Starting in the mid-1850s, humans began living longer due, researchers believe, to improvements in living conditions, nutrition, income levels and medicine.
But two USC gerontologists have found an invisible cause that could have important implications for modern-day health care.
In a paper published in the Sept. 17 issue of the journal Science, Caleb Finch and Eileen Crimmins firmly link this gradual yet steady increase in human life span to lower childhood rates of exposure to infectious diseases such as tuberculosis and malaria.
The key to their theory lies in one word: inflammation.
Infectious diseases cause chronic inflammation in the blood that, decades later, leads to heart attacks, strokes and cancers – the classic killers of old age.
"We've put pieces together that are in front of everybody's nose and made a coherent hypothesis," said Caleb Finch, the study's lead author and holder of the ARCO-William F. Kieschnick Chair in the Neurobiology of Aging.
"Our main point is that in historical times when there was a lot of childhood mortality, even kids that didn't die got chronic infections. Those chronic infections from childhood onward accelerated vascular and other diseases," he said.
Finch and Crimmins, holder of the Edna M. Jones Chair in Gerontology, studied data on the health and mortality rates of people born in Sweden from 1751 to 1940. Grouping them by birth year – into what are called birth cohorts – the researchers found that as public health efforts led to less exposure to infectious diseases during childhood, people started living longer and better.

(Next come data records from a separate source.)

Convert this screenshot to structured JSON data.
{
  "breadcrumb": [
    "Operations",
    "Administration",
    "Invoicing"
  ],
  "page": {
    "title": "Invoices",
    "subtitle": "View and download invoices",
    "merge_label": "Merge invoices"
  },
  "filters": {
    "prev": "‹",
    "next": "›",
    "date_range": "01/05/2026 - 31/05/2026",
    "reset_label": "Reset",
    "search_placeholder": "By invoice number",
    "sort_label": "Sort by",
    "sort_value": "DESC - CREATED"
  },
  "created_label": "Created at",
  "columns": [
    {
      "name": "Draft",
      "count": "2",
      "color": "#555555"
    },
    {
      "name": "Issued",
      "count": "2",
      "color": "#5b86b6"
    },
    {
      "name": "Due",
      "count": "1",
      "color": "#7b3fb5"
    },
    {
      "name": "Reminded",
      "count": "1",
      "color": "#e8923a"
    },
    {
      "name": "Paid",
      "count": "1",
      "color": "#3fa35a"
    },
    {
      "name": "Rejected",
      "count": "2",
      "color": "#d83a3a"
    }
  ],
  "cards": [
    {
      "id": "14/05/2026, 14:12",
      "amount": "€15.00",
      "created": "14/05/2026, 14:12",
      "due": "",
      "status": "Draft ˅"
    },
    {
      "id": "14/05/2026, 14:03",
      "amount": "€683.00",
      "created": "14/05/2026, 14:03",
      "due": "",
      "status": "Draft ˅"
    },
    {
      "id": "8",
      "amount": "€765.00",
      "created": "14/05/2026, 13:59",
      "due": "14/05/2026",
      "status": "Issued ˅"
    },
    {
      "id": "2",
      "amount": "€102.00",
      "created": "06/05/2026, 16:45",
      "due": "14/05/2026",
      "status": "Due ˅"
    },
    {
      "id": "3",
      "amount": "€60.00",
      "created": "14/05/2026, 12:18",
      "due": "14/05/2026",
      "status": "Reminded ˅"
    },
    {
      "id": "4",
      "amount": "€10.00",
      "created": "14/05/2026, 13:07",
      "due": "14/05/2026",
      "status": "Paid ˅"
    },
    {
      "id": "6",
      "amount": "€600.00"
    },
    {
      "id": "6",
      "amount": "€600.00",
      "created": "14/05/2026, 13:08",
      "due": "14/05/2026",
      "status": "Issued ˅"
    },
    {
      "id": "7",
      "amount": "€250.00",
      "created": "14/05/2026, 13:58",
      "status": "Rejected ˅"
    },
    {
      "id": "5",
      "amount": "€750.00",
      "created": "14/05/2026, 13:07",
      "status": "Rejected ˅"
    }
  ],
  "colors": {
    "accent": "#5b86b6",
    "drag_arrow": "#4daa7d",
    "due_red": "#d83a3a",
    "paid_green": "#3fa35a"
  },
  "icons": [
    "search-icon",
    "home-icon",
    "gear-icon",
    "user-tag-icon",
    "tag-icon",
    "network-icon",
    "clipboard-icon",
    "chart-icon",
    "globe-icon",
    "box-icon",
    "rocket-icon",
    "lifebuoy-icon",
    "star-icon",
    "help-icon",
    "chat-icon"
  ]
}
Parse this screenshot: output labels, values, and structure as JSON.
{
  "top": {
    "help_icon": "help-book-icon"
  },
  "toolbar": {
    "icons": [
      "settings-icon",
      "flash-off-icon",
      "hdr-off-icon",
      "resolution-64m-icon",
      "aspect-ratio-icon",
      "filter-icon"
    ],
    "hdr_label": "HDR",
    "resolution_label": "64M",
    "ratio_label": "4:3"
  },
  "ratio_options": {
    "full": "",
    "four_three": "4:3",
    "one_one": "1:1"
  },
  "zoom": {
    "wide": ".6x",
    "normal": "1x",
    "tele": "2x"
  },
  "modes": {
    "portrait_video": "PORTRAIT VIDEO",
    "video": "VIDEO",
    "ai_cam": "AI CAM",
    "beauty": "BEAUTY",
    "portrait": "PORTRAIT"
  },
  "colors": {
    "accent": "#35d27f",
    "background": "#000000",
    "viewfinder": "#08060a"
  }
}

"Most people have been looking for an explanation for health change among the old in current conditions," Crimmins said. "We're saying that part of the roots of health in old age lie in childhood. That is what makes this study different because we started looking at the person and their living conditions at a much younger age than other studies."
Finch said the study's findings are consistent with observations that modern-day drugs that fight inflammation also reduce the risk of cardiovascular disease and possibly Alzheimer's.
Drug treatments might potentially be started much earlier, Finch said. Children found to be genetically predisposed to heart disease, for example, could be treated starting at a much younger age.
"These people would have a special lifestyle recommendation from the earliest years," Finch said. "We noticed that improvements in the environment may be reaching a maximum which would mean that further increase in life expectancy will depend on interventions other than public health such as this new generation of drugs."